I would be careful about assuming that's an option. The vaccines have been tested individually, but have not been tested together. It's not out of the realm of possibility that getting some combination triggers some kind of immune reaction or something else.

> Don't forget that mutations are continuous. We might be looking at another mutation in 3 months as supply catches up that evades vaccines in a completely new way.

This is, sadly, a reason for poorer countries to delay vaccination. If there's going to be a mutation that evades this vaccine, and you can only afford one round of vaccines for everyone, you'd be better off waiting for the vaccine that prevents both.

Based on the last article about this, SA doesn't have the money to do 2 rounds of vaccines. A lot of the money was spent suspiciously, but now funding is limited. It seems that anyone who gets a subpar vaccine is just going to be stuck with subpar coverage.

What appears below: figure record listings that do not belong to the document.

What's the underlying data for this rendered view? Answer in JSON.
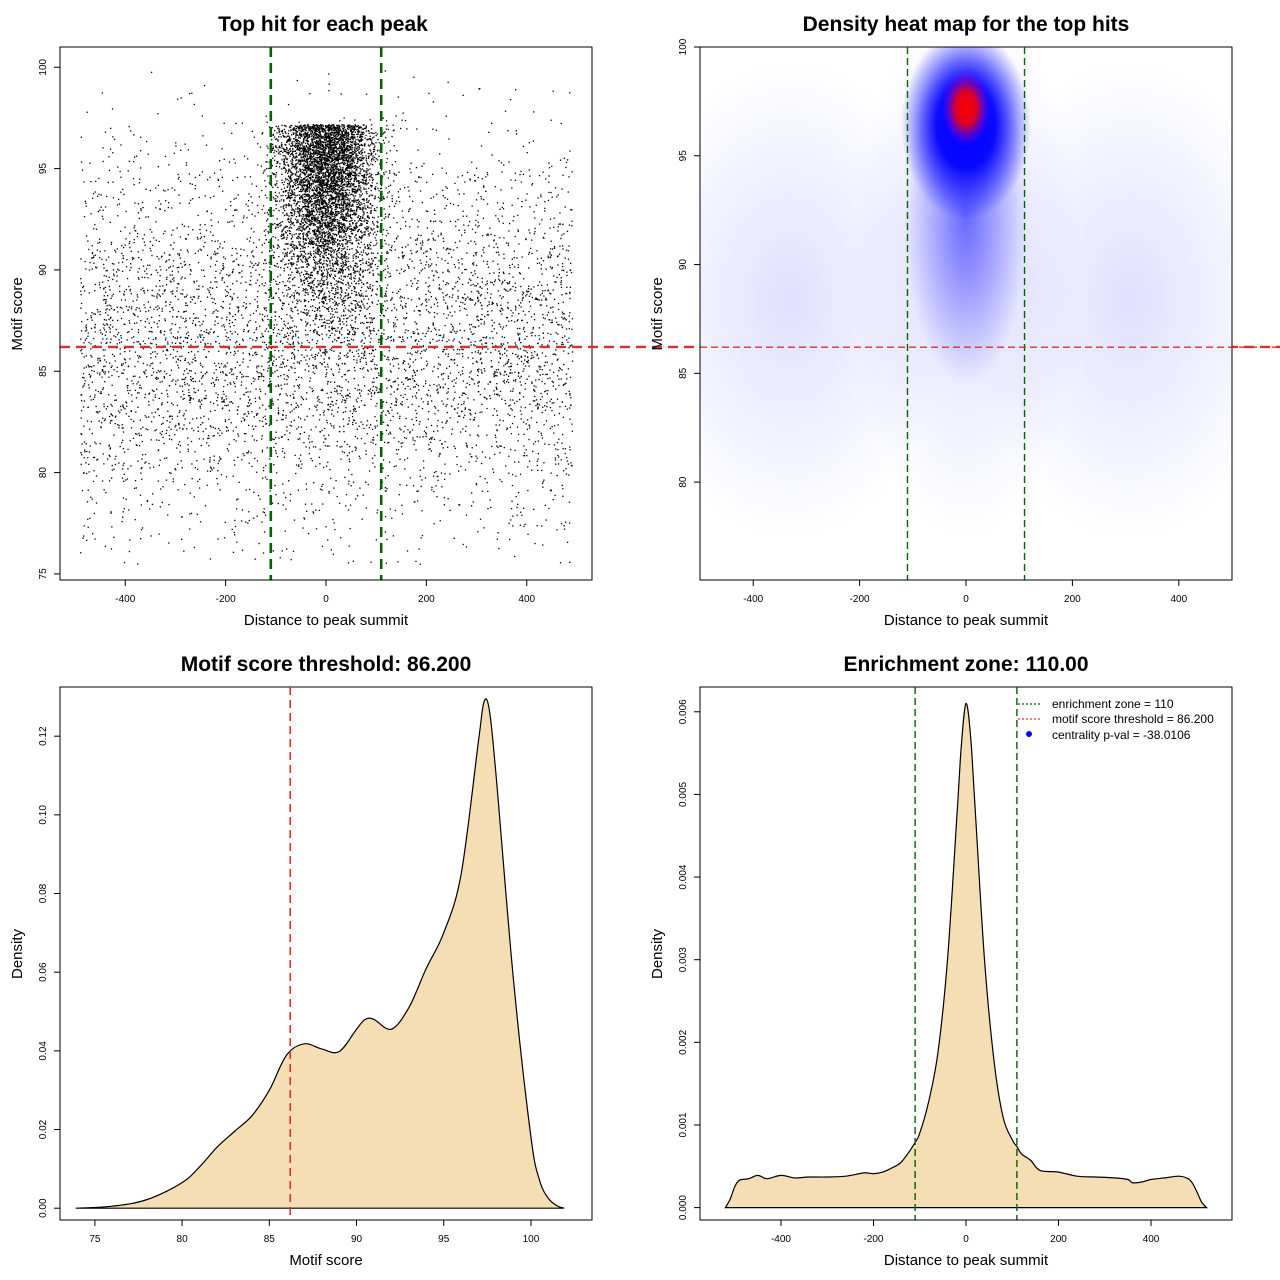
{
  "chart_data": [
    {
      "type": "scatter",
      "title": "Top hit for each peak",
      "xlabel": "Distance to peak summit",
      "ylabel": "Motif score",
      "xlim": [
        -530,
        530
      ],
      "ylim": [
        74.7,
        101.0
      ],
      "xticks": [
        -400,
        -200,
        0,
        200,
        400
      ],
      "xtick_labels": [
        "-400",
        "-200",
        "0",
        "200",
        "400"
      ],
      "yticks": [
        75,
        80,
        85,
        90,
        95,
        100
      ],
      "ytick_labels": [
        "75",
        "80",
        "85",
        "90",
        "95",
        "100"
      ],
      "vlines": [
        -110,
        110
      ],
      "vline_color": "#006400",
      "hline": 86.2,
      "hline_color": "#DF2E2E",
      "point_color": "#000000",
      "x_range": [
        -490,
        490
      ],
      "score_range": [
        75.5,
        99.9
      ],
      "approx_points": 11000
    },
    {
      "type": "heatmap",
      "title": "Density heat map for the top hits",
      "xlabel": "Distance to peak summit",
      "ylabel": "Motif score",
      "xlim": [
        -500,
        500
      ],
      "ylim": [
        75.5,
        100
      ],
      "xticks": [
        -400,
        -200,
        0,
        200,
        400
      ],
      "xtick_labels": [
        "-400",
        "-200",
        "0",
        "200",
        "400"
      ],
      "yticks": [
        80,
        85,
        90,
        95,
        100
      ],
      "ytick_labels": [
        "80",
        "85",
        "90",
        "95",
        "100"
      ],
      "vlines": [
        -110,
        110
      ],
      "vline_color": "#006400",
      "hline": 86.2,
      "hline_color": "#DF2E2E",
      "peak": {
        "x": 0,
        "y": 97.3
      },
      "colors": [
        "#ffffff",
        "#0000ff",
        "#ff0000"
      ]
    },
    {
      "type": "area",
      "title": "Motif score threshold: 86.200",
      "xlabel": "Motif score",
      "ylabel": "Density",
      "xlim": [
        73,
        103.5
      ],
      "ylim": [
        -0.003,
        0.1325
      ],
      "xticks": [
        75,
        80,
        85,
        90,
        95,
        100
      ],
      "xtick_labels": [
        "75",
        "80",
        "85",
        "90",
        "95",
        "100"
      ],
      "yticks": [
        0,
        0.02,
        0.04,
        0.06,
        0.08,
        0.1,
        0.12
      ],
      "ytick_labels": [
        "0.00",
        "0.02",
        "0.04",
        "0.06",
        "0.08",
        "0.10",
        "0.12"
      ],
      "vline": 86.2,
      "vline_color": "#DF2E2E",
      "fill": "#F5DEB3",
      "x": [
        73.9,
        76,
        78,
        80,
        81,
        82,
        83,
        84,
        85,
        86,
        87,
        88,
        89,
        90,
        90.5,
        91,
        92,
        93,
        94,
        95,
        96,
        97,
        97.3,
        97.6,
        98,
        99,
        100,
        100.5,
        101,
        101.5,
        101.9
      ],
      "y": [
        0,
        0.0005,
        0.0022,
        0.0065,
        0.0105,
        0.0155,
        0.0195,
        0.0235,
        0.03,
        0.039,
        0.0418,
        0.0405,
        0.0398,
        0.0455,
        0.048,
        0.048,
        0.0455,
        0.051,
        0.061,
        0.07,
        0.085,
        0.119,
        0.1286,
        0.127,
        0.11,
        0.058,
        0.018,
        0.007,
        0.0025,
        0.0006,
        0
      ]
    },
    {
      "type": "area",
      "title": "Enrichment zone: 110.00",
      "xlabel": "Distance to peak summit",
      "ylabel": "Density",
      "xlim": [
        -575,
        575
      ],
      "ylim": [
        -0.00015,
        0.0063
      ],
      "xticks": [
        -400,
        -200,
        0,
        200,
        400
      ],
      "xtick_labels": [
        "-400",
        "-200",
        "0",
        "200",
        "400"
      ],
      "yticks": [
        0,
        0.001,
        0.002,
        0.003,
        0.004,
        0.005,
        0.006
      ],
      "ytick_labels": [
        "0.000",
        "0.001",
        "0.002",
        "0.003",
        "0.004",
        "0.005",
        "0.006"
      ],
      "vlines": [
        -110,
        110
      ],
      "vline_color": "#006400",
      "fill": "#F5DEB3",
      "x": [
        -520,
        -510,
        -500,
        -490,
        -470,
        -450,
        -430,
        -400,
        -370,
        -340,
        -300,
        -260,
        -220,
        -200,
        -180,
        -160,
        -140,
        -120,
        -110,
        -100,
        -80,
        -60,
        -40,
        -20,
        -10,
        0,
        10,
        20,
        40,
        60,
        80,
        100,
        110,
        120,
        140,
        160,
        200,
        240,
        280,
        320,
        350,
        360,
        380,
        400,
        430,
        460,
        480,
        490,
        500,
        510,
        520
      ],
      "y": [
        0,
        0.0001,
        0.00025,
        0.00033,
        0.00035,
        0.00039,
        0.00035,
        0.00039,
        0.00036,
        0.00037,
        0.00037,
        0.00038,
        0.00042,
        0.00041,
        0.00043,
        0.00048,
        0.00055,
        0.0007,
        0.00079,
        0.0009,
        0.0013,
        0.0019,
        0.003,
        0.0047,
        0.0056,
        0.0061,
        0.0057,
        0.0048,
        0.003,
        0.0018,
        0.0011,
        0.00082,
        0.00074,
        0.00065,
        0.00057,
        0.00045,
        0.00043,
        0.00038,
        0.00037,
        0.00036,
        0.00034,
        0.0003,
        0.00031,
        0.00034,
        0.00036,
        0.00038,
        0.00035,
        0.00029,
        0.00018,
        6e-05,
        0
      ],
      "legend": {
        "position": "top-right",
        "items": [
          "enrichment zone = 110",
          "motif score threshold = 86.200",
          "centrality p-val = -38.0106"
        ],
        "colors": [
          "#006400",
          "#DF2E2E",
          "#0000ff"
        ]
      }
    }
  ]
}
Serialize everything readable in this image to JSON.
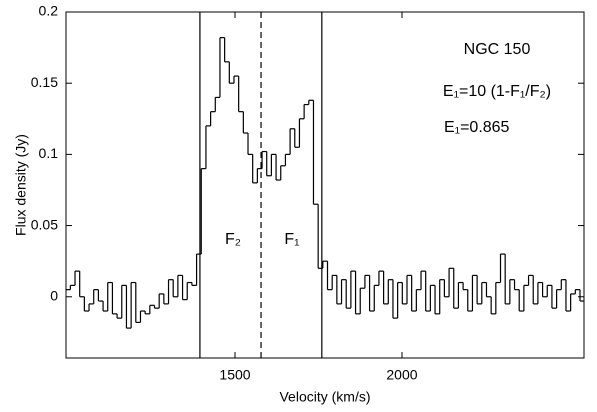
{
  "chart_data": {
    "type": "step",
    "x_label": "Velocity (km/s)",
    "y_label": "Flux density (Jy)",
    "xlim": [
      994,
      2545
    ],
    "ylim": [
      -0.043,
      0.2
    ],
    "xticks": [
      1500,
      2000
    ],
    "yticks": [
      0,
      0.05,
      0.1,
      0.15,
      0.2
    ],
    "color": "#000000",
    "x": [
      1000,
      1014,
      1028,
      1042,
      1056,
      1070,
      1084,
      1098,
      1112,
      1126,
      1140,
      1154,
      1168,
      1182,
      1196,
      1210,
      1224,
      1238,
      1252,
      1266,
      1280,
      1294,
      1308,
      1322,
      1336,
      1350,
      1364,
      1378,
      1392,
      1406,
      1420,
      1434,
      1448,
      1462,
      1476,
      1490,
      1504,
      1518,
      1532,
      1546,
      1560,
      1574,
      1588,
      1602,
      1616,
      1630,
      1644,
      1658,
      1672,
      1686,
      1700,
      1714,
      1728,
      1742,
      1756,
      1770,
      1784,
      1798,
      1812,
      1826,
      1840,
      1854,
      1868,
      1882,
      1896,
      1910,
      1924,
      1938,
      1952,
      1966,
      1980,
      1994,
      2008,
      2022,
      2036,
      2050,
      2064,
      2078,
      2092,
      2106,
      2120,
      2134,
      2148,
      2162,
      2176,
      2190,
      2204,
      2218,
      2232,
      2246,
      2260,
      2274,
      2288,
      2302,
      2316,
      2330,
      2344,
      2358,
      2372,
      2386,
      2400,
      2414,
      2428,
      2442,
      2456,
      2470,
      2484,
      2498,
      2512,
      2526,
      2540
    ],
    "values": [
      0.005,
      0.008,
      0.018,
      0.0,
      -0.01,
      -0.005,
      0.005,
      -0.003,
      -0.01,
      0.01,
      -0.012,
      -0.015,
      0.008,
      -0.022,
      0.01,
      -0.018,
      -0.01,
      -0.012,
      -0.006,
      -0.008,
      0.002,
      -0.005,
      0.012,
      0.0,
      0.015,
      -0.002,
      0.01,
      0.008,
      0.03,
      0.09,
      0.12,
      0.13,
      0.14,
      0.182,
      0.165,
      0.15,
      0.155,
      0.13,
      0.115,
      0.1,
      0.08,
      0.09,
      0.102,
      0.085,
      0.1,
      0.082,
      0.092,
      0.1,
      0.118,
      0.105,
      0.125,
      0.135,
      0.138,
      0.065,
      0.02,
      0.025,
      0.005,
      0.015,
      -0.005,
      0.012,
      -0.008,
      0.018,
      -0.012,
      0.006,
      0.015,
      -0.01,
      0.008,
      0.018,
      -0.005,
      0.012,
      -0.015,
      0.01,
      -0.005,
      0.015,
      -0.01,
      0.005,
      0.018,
      -0.01,
      0.008,
      -0.012,
      0.012,
      0.0,
      0.02,
      -0.008,
      0.01,
      0.005,
      -0.01,
      0.015,
      -0.005,
      0.01,
      0.0,
      -0.012,
      0.01,
      0.03,
      -0.005,
      0.012,
      0.005,
      -0.01,
      0.008,
      0.015,
      -0.005,
      0.01,
      0.0,
      0.008,
      -0.008,
      0.005,
      0.012,
      -0.01,
      0.002,
      0.005,
      -0.003
    ],
    "vlines": [
      {
        "value": 1395,
        "style": "solid"
      },
      {
        "value": 1578,
        "style": "dashed"
      },
      {
        "value": 1760,
        "style": "solid"
      }
    ],
    "annotations": [
      "NGC 150",
      "E₁=10 (1-F₁/F₂)",
      "E₁=0.865",
      "F₂",
      "F₁"
    ]
  }
}
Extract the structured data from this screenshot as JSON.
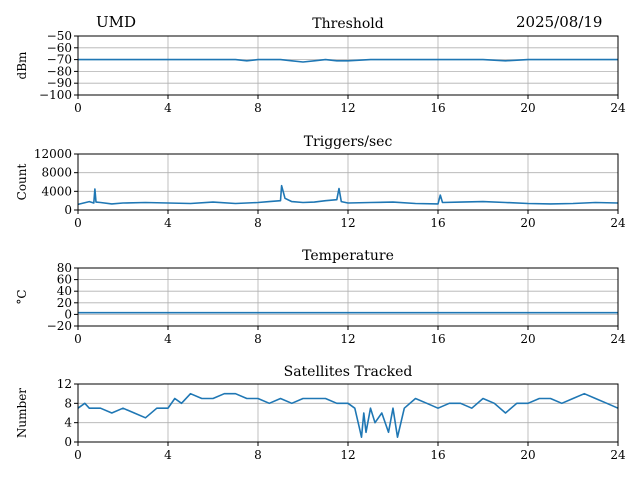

To be fair the article claims they will have other vaccines available in a couple of weeks.
That works both ways: the sooner the alternatives are available in adequate quantities, the less the harm (if there is anything to be concerned about) of continuing to use the AZ vaccine at least until then.
Fair point, but the others won't be available in adequate quantities anytime soon. I'm not sure where SA stacks up, but nobody is getting adequate quantities before this summer at best.
As a) is likely to reduce the serious cases faster, that seems like a point in its favor.

One complication might be if people getting mild cases end up spreading the variant faster, because they are not incapacitated by it - but it is not as if it is having much difficulty spreading now, despite the serious cases it creates, as it seems to spread before it incapacitates. I don't think this possibility demands that we stop using this vaccine until this issue is unequivocally settled.